Ballistic proof from the scenes of the Gill and Gilbert murders matched, which means they had been most likely killed by the identical suspect, Fifield claimed. The Indiana Point out Police Laboratory later on matched DNA proof linking the Heath and Gilbert murders to the Columbus, Indiana, scenario, Fifield claimed.

In 2019, the FBI’s Gang Response Investigative Workforce was requested to support, bringing contemporary eyes to the circumstance. At the identical time, technological know-how had sophisticated, Fifield said, giving investigators new strategies to method the murders.

Harry Edward Greenwell.
Harry Edward Greenwell.through Indiana Condition Police

A single of the approaches officials utilized was investigative genealogy — the use of DNA analysis, genealogy investigate and historic information to lookup for qualified prospects.

Additional investigation and lab tests of proof by the Indiana State Laboratory led to a positively identified suspect — Greenwell — with a 99.9999 p.c beneficial match.

“It is this scientific breakthrough that in the long run led to the identification of the I-65 killer Harry Edward Greenwell,” Fifield mentioned. “Greenwell had an substantial criminal historical past and experienced been in and out of prison.”

Fifield mentioned that Greenwell experienced escaped from jail twice and was known to journey regularly in the Midwest.

Police sa
id they do not know the formal cause of his loss of life. They noted that an obituary for him claimed he died of most cancers.

The investigation just isn’t over.

“Investigators have long thought that there have been rapes, murders, robberies or assaults that have not yet been linked to this investigation,” Fifield said.

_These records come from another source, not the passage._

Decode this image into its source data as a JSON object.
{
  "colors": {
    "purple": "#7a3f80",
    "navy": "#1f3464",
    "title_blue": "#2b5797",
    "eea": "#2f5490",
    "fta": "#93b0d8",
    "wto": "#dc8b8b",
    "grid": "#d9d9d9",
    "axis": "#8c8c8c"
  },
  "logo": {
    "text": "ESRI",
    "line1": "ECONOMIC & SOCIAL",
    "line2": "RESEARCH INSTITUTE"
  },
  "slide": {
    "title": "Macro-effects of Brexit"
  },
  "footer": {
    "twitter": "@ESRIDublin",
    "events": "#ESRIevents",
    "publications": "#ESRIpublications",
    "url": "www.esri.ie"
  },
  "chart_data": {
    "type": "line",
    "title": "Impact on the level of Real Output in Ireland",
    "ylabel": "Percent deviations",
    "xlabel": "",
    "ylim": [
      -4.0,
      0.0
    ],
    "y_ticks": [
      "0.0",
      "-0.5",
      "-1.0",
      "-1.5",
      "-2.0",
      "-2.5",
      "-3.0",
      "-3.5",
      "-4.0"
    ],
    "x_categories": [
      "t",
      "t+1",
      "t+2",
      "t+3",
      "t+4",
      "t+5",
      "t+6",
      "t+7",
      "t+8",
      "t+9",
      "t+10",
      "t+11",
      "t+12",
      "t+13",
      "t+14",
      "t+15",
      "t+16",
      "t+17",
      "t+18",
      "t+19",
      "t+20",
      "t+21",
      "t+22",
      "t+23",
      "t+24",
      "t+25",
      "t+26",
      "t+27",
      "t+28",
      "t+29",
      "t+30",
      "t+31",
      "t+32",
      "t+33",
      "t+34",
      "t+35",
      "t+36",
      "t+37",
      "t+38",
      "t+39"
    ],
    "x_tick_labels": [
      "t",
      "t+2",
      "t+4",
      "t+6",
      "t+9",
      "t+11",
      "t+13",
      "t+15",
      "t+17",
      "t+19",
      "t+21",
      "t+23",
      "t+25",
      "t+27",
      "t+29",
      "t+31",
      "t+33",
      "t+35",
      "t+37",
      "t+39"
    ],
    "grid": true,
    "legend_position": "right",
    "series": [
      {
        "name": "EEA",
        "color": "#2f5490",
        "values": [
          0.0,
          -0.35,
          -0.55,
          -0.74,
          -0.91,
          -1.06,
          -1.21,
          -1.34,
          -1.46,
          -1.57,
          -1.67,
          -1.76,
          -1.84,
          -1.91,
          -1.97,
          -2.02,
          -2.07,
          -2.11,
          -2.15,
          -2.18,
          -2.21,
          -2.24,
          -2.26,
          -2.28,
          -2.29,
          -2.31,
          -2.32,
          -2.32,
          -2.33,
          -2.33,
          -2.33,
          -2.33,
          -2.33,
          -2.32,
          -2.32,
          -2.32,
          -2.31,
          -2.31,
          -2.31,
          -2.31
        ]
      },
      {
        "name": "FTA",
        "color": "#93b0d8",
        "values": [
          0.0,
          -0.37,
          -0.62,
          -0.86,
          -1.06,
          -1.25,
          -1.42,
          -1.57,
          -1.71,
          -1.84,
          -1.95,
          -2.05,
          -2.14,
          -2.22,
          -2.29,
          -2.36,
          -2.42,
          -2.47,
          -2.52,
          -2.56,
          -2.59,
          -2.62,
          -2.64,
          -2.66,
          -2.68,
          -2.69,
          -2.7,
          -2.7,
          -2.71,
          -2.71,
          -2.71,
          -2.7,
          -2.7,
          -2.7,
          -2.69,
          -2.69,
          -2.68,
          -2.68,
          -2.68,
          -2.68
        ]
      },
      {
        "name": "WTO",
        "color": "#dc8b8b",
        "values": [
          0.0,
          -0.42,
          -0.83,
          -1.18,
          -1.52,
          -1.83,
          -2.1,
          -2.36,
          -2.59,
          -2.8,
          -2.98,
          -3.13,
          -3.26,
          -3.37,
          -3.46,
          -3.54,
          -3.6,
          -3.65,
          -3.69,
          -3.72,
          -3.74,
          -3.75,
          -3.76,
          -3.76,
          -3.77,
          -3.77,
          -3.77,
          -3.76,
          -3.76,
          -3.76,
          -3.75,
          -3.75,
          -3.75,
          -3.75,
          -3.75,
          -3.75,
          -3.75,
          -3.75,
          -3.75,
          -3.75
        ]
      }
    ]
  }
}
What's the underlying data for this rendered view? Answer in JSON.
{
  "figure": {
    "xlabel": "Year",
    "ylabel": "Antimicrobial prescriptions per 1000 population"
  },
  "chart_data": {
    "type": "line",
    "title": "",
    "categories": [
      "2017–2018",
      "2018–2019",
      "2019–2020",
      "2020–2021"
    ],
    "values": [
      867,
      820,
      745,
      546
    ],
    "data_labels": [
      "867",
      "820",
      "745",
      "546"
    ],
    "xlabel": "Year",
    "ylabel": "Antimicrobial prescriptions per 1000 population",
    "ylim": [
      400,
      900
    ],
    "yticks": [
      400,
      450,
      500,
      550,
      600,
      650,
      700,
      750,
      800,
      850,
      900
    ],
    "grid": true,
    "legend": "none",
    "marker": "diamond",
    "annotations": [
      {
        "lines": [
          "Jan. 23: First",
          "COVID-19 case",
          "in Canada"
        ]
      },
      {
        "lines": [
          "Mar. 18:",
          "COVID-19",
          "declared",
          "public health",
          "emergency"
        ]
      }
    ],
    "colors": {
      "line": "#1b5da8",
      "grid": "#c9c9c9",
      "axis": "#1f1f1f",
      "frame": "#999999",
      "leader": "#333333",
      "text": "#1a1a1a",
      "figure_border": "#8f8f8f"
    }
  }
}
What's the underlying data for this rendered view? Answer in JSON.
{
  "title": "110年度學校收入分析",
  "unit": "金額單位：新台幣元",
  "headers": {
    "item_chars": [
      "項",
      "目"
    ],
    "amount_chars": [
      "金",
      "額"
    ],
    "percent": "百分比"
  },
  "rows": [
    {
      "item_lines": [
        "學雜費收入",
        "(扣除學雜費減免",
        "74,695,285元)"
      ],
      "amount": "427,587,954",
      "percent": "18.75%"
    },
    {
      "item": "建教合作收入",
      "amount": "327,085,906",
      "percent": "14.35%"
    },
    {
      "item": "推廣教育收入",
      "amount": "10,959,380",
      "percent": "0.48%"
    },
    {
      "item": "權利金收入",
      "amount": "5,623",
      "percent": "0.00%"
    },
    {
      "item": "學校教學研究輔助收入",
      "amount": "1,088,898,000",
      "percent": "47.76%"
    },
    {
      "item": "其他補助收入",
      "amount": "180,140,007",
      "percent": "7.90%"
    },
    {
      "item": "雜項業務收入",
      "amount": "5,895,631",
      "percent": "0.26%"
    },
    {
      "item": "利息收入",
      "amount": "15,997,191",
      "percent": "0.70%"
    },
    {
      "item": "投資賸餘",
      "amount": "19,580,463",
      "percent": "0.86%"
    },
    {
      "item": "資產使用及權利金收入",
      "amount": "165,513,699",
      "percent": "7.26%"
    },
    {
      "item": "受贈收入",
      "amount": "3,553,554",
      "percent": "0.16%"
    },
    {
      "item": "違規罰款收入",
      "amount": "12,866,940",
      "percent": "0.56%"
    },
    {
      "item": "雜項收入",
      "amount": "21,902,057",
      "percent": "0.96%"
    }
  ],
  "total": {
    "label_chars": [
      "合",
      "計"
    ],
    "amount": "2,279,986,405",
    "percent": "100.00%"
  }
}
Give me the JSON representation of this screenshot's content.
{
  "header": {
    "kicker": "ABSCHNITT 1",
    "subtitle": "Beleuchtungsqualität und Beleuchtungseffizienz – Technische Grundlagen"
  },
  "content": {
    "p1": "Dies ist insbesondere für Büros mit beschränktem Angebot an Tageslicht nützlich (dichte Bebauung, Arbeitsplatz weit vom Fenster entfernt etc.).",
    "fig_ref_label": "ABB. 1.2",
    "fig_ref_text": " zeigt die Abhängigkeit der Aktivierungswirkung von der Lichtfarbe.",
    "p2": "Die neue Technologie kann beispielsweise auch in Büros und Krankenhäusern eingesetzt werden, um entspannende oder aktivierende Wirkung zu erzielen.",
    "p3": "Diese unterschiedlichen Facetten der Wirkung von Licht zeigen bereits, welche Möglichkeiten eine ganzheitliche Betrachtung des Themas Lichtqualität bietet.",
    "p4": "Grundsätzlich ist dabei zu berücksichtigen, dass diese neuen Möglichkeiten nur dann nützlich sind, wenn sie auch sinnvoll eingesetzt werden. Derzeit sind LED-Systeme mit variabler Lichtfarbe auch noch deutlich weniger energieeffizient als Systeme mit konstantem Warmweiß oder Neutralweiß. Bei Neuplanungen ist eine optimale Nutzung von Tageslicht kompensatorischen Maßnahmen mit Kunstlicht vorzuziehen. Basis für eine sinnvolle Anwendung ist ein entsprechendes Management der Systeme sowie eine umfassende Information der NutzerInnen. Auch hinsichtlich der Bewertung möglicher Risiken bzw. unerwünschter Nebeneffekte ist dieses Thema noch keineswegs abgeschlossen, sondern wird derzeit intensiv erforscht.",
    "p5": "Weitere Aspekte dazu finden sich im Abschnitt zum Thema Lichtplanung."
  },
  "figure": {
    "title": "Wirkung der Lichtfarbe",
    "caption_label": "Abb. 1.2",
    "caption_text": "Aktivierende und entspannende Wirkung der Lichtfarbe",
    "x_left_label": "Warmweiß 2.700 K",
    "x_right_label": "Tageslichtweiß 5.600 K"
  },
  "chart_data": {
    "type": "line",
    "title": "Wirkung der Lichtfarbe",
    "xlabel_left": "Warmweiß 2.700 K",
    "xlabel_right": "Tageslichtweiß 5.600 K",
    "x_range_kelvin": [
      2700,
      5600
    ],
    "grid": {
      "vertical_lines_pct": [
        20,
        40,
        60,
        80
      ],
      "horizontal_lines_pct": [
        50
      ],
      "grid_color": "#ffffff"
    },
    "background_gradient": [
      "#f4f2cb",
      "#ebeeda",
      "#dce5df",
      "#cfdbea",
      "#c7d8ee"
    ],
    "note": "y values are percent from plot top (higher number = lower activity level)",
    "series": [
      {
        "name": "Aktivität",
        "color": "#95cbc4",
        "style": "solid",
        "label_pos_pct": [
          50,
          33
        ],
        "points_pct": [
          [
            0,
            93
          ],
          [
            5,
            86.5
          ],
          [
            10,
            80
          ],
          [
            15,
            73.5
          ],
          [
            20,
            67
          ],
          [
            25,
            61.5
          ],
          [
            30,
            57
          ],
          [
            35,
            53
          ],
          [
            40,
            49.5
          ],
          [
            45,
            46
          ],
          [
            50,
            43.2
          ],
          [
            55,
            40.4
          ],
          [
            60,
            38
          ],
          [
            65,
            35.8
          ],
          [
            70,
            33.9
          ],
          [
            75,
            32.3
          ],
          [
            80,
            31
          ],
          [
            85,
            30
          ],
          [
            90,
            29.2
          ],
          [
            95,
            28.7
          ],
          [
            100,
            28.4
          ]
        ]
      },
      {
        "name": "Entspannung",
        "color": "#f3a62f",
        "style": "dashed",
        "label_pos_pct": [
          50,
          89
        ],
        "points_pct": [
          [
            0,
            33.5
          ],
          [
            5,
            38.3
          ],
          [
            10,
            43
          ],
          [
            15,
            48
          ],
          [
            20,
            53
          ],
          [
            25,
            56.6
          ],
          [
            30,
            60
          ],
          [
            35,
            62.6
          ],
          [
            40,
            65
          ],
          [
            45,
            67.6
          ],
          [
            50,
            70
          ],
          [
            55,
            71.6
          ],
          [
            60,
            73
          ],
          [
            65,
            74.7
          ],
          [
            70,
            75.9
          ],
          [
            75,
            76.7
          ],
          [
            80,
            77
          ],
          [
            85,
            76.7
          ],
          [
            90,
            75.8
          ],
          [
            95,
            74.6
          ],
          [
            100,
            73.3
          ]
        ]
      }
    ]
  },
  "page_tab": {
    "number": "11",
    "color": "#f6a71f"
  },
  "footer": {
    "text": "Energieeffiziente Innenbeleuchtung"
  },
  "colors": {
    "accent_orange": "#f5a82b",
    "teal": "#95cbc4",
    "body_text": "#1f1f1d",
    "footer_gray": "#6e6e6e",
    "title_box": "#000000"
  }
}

Kim Gilbert Wright, Jeanne Gilbert’s daughter, mentioned at the news conference that the announcement her household experienced been aching to listen to for a few decades was “overwhelming.”

“In our case we’ll in no way know what the killer was wondering. We’ll never know the ‘why’s’ of his steps,” she claimed.

She recounted her last reminiscences of her mom.

“I explained to everybody I recall her final text … ‘I love you, I’ll see you tomorrow.’ I did not see her that tomorrow, but I see her just about every working day. I see her in me. I see her in my brother. I see her in my relatives.”